Les livreurs de repas à domicile profitent également de ce processus de partage. « Ils sont très friands de cette culture que l’association et les artistes leur offrent tous les quinze jours » explique Laurence, bénévole de l’association. Les vendeurs se donnent rendez-vous sur la place et commentent beaucoup les œuvres. Ils collectionnent les flyers de l’association, demandent des signatures aux artistes et deviennent très connaisseurs.
Le street art est un art surprenant et accessible. « C’est vraiment l’art qui vient du bas et qui monte vers le haut, plutôt que le haut qui vient déverser son art au petit peuple » précise Inès, secrétaire de l’association. C’est le côté rebelle du street art qui l’a attiré, jusqu’à devenir sa passion. « Il se passe des choses humaines sans qu’on ait besoin d’acheter quoique ce soit. On est pas du tout dans un esprit de consommation mais davantage d’expression » ajoute Inès, le sourire aux lèvres. Le street art est un art qui regroupe de nombreux talents. Il est synonyme de partage et de beaucoup de liberté.

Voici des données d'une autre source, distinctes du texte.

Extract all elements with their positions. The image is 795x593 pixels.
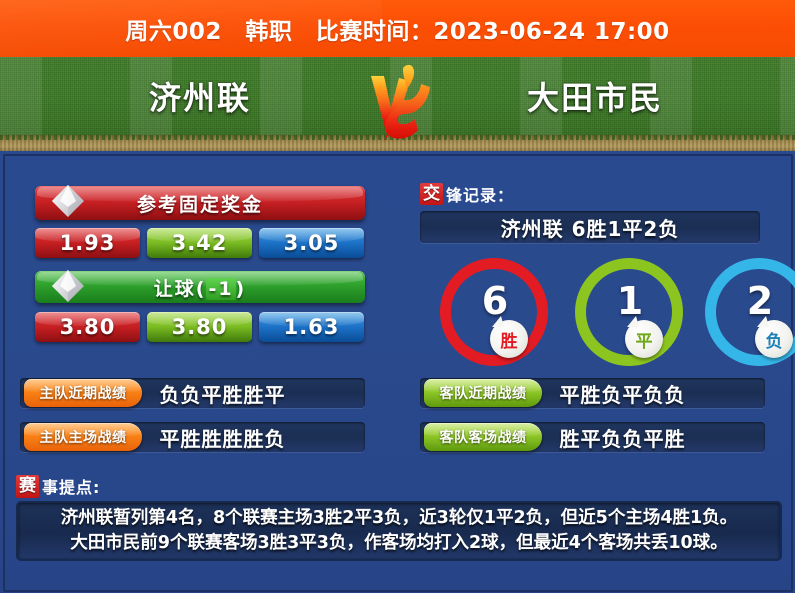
handicap-odds-draw[interactable]: 3.80	[147, 312, 252, 342]
header-title: 周六002 韩职 比赛时间：2023-06-24 17:00	[0, 0, 795, 57]
handicap-title-prefix: 让球(	[154, 278, 207, 300]
fixed-odds-title-bar: 参考固定奖金	[35, 186, 365, 220]
fixed-odds-win[interactable]: 1.93	[35, 228, 140, 258]
fixed-odds-draw-value: 3.42	[172, 231, 228, 255]
home-recent-form-tag-label: 主队近期战绩	[40, 383, 127, 403]
fixed-odds-lose[interactable]: 3.05	[259, 228, 364, 258]
fixed-odds-lose-value: 3.05	[284, 231, 340, 255]
h2h-badge-char: 交	[420, 183, 443, 205]
home-home-form-tag-label: 主队主场战绩	[40, 427, 127, 447]
h2h-ring-draw: 1 平	[575, 258, 667, 358]
tips-box: 济州联暂列第4名，8个联赛主场3胜2平3负，近3轮仅1平2负，但近5个主场4胜1…	[16, 501, 782, 561]
h2h-ring-win-label: 胜	[490, 320, 528, 358]
h2h-ring-draw-label: 平	[625, 320, 663, 358]
tips-line-2: 大田市民前9个联赛客场3胜3平3负，作客场均打入2球，但最近4个客场共丢10球。	[70, 531, 727, 556]
away-recent-form-tag-label: 客队近期战绩	[440, 383, 527, 403]
h2h-header: 交 锋记录：	[420, 182, 514, 206]
header-bar: 周六002 韩职 比赛时间：2023-06-24 17:00	[0, 0, 795, 57]
tips-badge-char: 赛	[16, 475, 39, 498]
handicap-title-bar: 让球(-1)	[35, 271, 365, 303]
h2h-ring-win: 6 胜	[440, 258, 532, 358]
h2h-summary-text: 济州联 6胜1平2负	[501, 213, 680, 242]
h2h-ring-lose: 2 负	[705, 258, 795, 358]
handicap-value: -1	[206, 278, 235, 300]
away-away-form-tag-label: 客队客场战绩	[440, 427, 527, 447]
h2h-ring-lose-label: 负	[755, 320, 793, 358]
match-preview-page: 周六002 韩职 比赛时间：2023-06-24 17:00 济州联 大田市民	[0, 0, 795, 593]
diamond-gem-icon	[47, 180, 89, 222]
fixed-odds-draw[interactable]: 3.42	[147, 228, 252, 258]
home-home-form-tag: 主队主场战绩	[24, 423, 142, 451]
away-team-name: 大田市民	[445, 68, 745, 124]
handicap-odds-lose-value: 1.63	[284, 315, 340, 339]
h2h-header-label: 锋记录：	[446, 182, 514, 206]
home-team-name: 济州联	[50, 68, 350, 124]
away-away-form-tag: 客队客场战绩	[424, 423, 542, 451]
fixed-odds-win-value: 1.93	[60, 231, 116, 255]
tips-header: 赛 事提点:	[16, 474, 100, 498]
tips-header-label: 事提点:	[42, 474, 100, 498]
handicap-odds-win[interactable]: 3.80	[35, 312, 140, 342]
handicap-odds-draw-value: 3.80	[172, 315, 228, 339]
fixed-odds-title-label: 参考固定奖金	[137, 190, 263, 217]
vs-flame-icon	[358, 56, 440, 144]
handicap-odds-lose[interactable]: 1.63	[259, 312, 364, 342]
away-recent-form-tag: 客队近期战绩	[424, 379, 542, 407]
handicap-title-label: 让球(-1)	[154, 274, 246, 301]
handicap-odds-win-value: 3.80	[60, 315, 116, 339]
tips-line-1: 济州联暂列第4名，8个联赛主场3胜2平3负，近3轮仅1平2负，但近5个主场4胜1…	[61, 506, 737, 531]
h2h-summary-plate: 济州联 6胜1平2负	[420, 211, 760, 243]
home-recent-form-tag: 主队近期战绩	[24, 379, 142, 407]
handicap-title-suffix: )	[236, 278, 247, 300]
diamond-gem-icon	[47, 265, 89, 307]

Des restrictions sanitaires sans effet pour le secteur du street art
Ce nouveau confinement ne provoque pas de réel changement concernant les méthodes de travail de la majorité des street artistes. Arnaud Liard a le privilège d’être professionnel, ce qui lui permet de se rendre à son atelier presque tous les jours. Il avait déjà l’habitude de travailler chez lui et a même pu en tirer des aspects positifs : « Le confinement m’a permis de trouver un autre public, ça a été assez étonnant ! ». Il parle même d’un rythme de travail davantage serein. Depuis que les expositions d’art ne voient plus le jour, cela laisse davantage de temps à Arnaud Liard pour se concentrer sur ses projets. « La plupart du temps, j’étais toujours en speed d’une expo à l’autre » plaisante-t-il. De plus, l’art urbain a évidemment cet avantage de s’exercer en extérieur. Arnaud Liard a donc eu la chance de contribuer au projet du M.U.R. Recouverte quinze jours plus tard par l’oeuvre d’un autre artiste, sa contribution restera éphémère, mais néanmoins bien vivante dans l’esprit des passants et dans les pellicules de leur téléphone portable.